According to its new rules as reported by its state-owned local news agency WAM, non-Emiratis will be allowed 100 percent ownership in a business. It is also offering residency visa of up to 10 years to specialists in the field of science, medicine, research and other technical fields including top students. The change will come into effect by the end of this year.
As the second-largest economy in the Gulf region, its dependency is moving from oil to foreign investment and an expatriate workforce. A majority of its population consists of foreigners who are expected to leave at the end of their employment. They are also sending their earnings abroad.

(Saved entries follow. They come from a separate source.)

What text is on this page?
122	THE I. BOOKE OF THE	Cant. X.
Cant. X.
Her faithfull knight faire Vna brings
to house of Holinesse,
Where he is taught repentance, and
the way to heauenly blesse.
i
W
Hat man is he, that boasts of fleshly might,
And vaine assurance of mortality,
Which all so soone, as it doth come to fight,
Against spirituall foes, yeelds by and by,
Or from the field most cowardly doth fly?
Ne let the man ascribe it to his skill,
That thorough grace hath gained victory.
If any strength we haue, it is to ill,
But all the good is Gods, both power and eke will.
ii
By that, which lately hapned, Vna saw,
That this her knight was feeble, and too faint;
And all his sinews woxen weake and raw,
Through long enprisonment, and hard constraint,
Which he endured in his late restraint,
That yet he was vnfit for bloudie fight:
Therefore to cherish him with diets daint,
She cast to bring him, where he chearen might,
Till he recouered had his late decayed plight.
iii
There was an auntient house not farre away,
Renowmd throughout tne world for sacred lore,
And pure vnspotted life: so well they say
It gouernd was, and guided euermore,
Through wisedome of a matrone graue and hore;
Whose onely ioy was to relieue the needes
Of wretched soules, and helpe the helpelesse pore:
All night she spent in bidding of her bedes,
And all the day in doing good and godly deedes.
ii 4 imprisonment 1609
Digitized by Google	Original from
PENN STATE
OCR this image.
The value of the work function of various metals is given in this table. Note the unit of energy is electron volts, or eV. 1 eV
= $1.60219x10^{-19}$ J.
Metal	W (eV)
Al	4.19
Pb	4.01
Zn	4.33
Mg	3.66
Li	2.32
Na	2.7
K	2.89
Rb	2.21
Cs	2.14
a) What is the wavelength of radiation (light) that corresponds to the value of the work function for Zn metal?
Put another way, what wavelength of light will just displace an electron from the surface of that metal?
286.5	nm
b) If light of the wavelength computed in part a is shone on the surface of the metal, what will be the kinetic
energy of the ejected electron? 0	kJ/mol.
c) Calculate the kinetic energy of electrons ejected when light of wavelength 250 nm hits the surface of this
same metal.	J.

According to the news report, 164 billion dirhams ($45 billion) was sent by the expatriates outside UAE.
UAE is looking for a shift in their economic policies as an alternative to crude oil, which was their primary source of income in the 1990s. Dubai especially had shifted its dimension to tourism but the country now turns to science and technology to achieve steady growth, which has slowed down since 2010.
Earlier, foreign ownership was restricted outside "free zones" like Dubai International Financial Centre. Business in other areas required 51 percent ownership of UAE citizens.
In August last year, Qatar relaxed its residency rules granting foreigners the right to live in the country indefinitely.